Suppose a parallelogram is drawn on a coordinate plane. Using vertices with the coordinates (2,1), (2,3), (4,4), and (4,2), compute the perimeter. Round your answer to the nearest tenth.(1 point)

Responses

9.4 units
9.4 units

8.5 units
8.5 units

9.7 units
9.7 units

6.8 units
6.8 units

1 answer

To find the perimeter of the parallelogram with the given vertices \( (2,1) \), \( (2,3) \), \( (4,4) \), and \( (4,2) \), we first identify the pairs of vertices that form the sides of the parallelogram.

The vertices are as follows:

  • Vertex A: \( (2, 1) \)
  • Vertex B: \( (2, 3) \)
  • Vertex C: \( (4, 4) \)
  • Vertex D: \( (4, 2) \)

Let's compute the lengths of the sides AB and BC.

  1. Length of side AB (between points \( A(2,1) \) and \( B(2,3) \)): \[ \text{Distance} = \sqrt{(x_2 - x_1)^2 + (y_2 - y_1)^2} = \sqrt{(2 - 2)^2 + (3 - 1)^2} = \sqrt{0 + 4} = \sqrt{4} = 2 \]

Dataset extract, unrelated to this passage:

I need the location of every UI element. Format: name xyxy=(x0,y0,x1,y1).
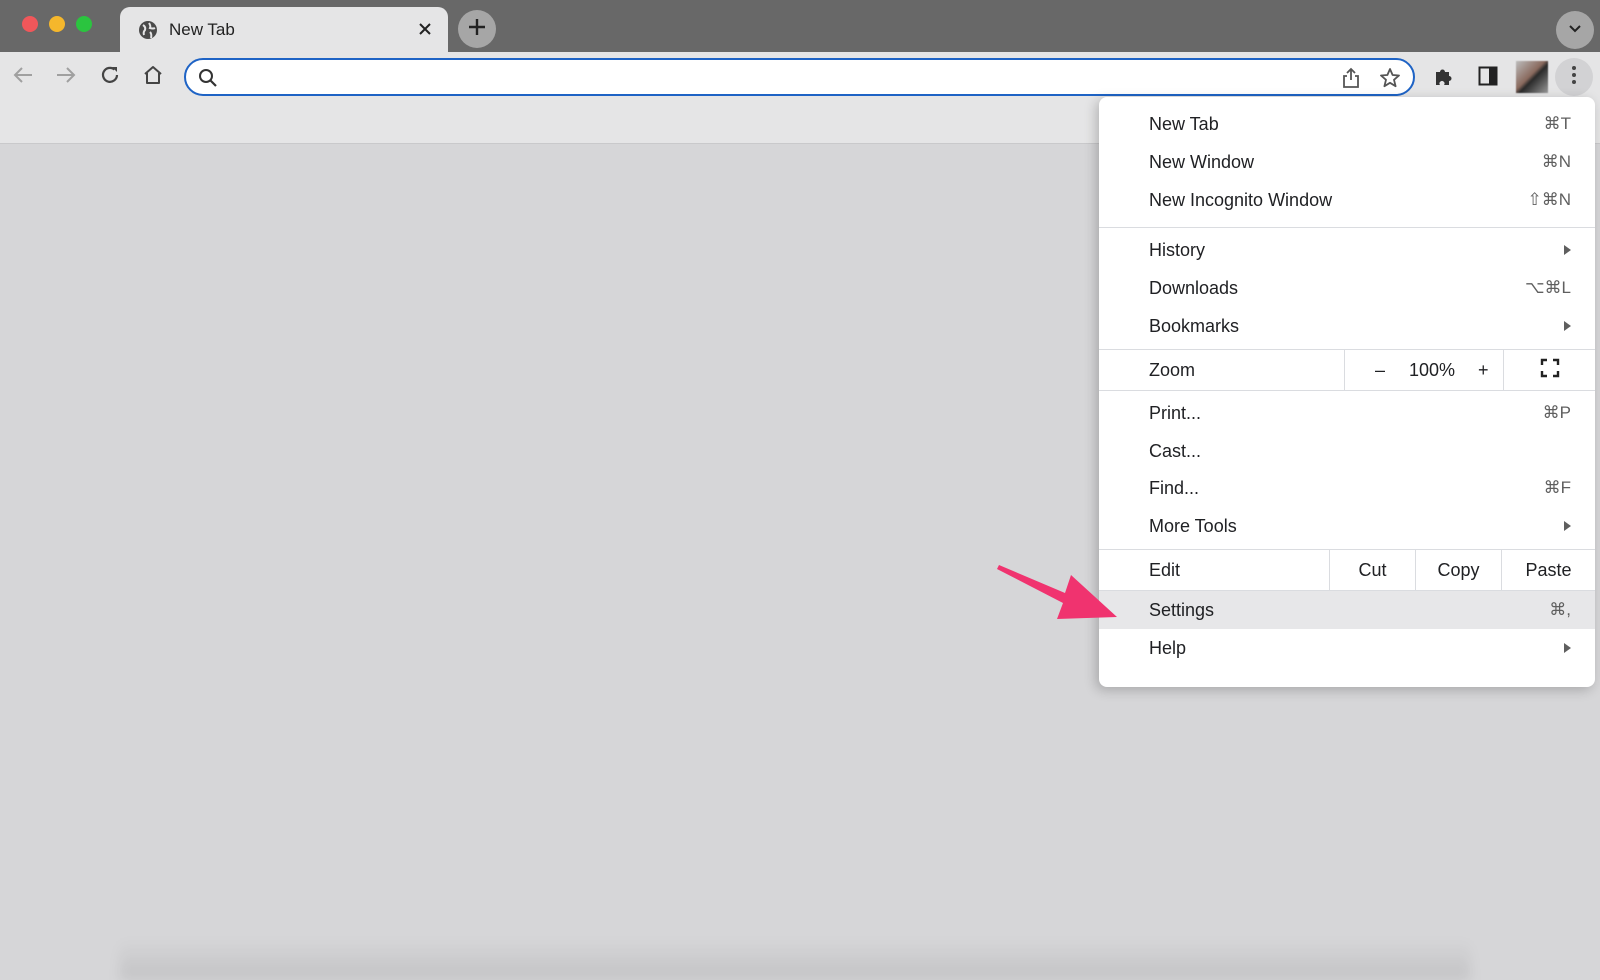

  2. Length of side BC (between points \( B(2,3) \) and \( C(4,4) \)): \[ \text{Distance} = \sqrt{(4 - 2)^2 + (4 - 3)^2} = \sqrt{(2)^2 + (1)^2} = \sqrt{4 + 1} = \sqrt{5} \approx 2.236 \]

  3. Length of side CD (between points \( C(4,4) \) and \( D(4,2) \)): \[ \text{Distance} = \sqrt{(4 - 4)^2 + (2 - 4)^2} = \sqrt{0 + 4} = \sqrt{4} = 2 \]

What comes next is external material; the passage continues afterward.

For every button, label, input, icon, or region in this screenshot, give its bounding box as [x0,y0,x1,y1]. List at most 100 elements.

  4. Length of side DA (between points \( D(4,2) \) and \( A(2,1) \)): \[ \text{Distance} = \sqrt{(2 - 4)^2 + (1 - 2)^2} = \sqrt{(-2)^2 + (-1)^2} = \sqrt{4 + 1} = \sqrt{5} \approx 2.236 \]

Now, we can find the perimeter \( P \) of the parallelogram by adding the lengths of all four sides: \[ P = AB + BC + CD + DA = 2 + 2.236 + 2 + 2.236 = 8.472 \]

Rounding to the nearest tenth, we get: \[ P \approx 8.5 \text{ units} \]

Thus, the perimeter of the parallelogram is \( \boxed{8.5} \text{ units} \).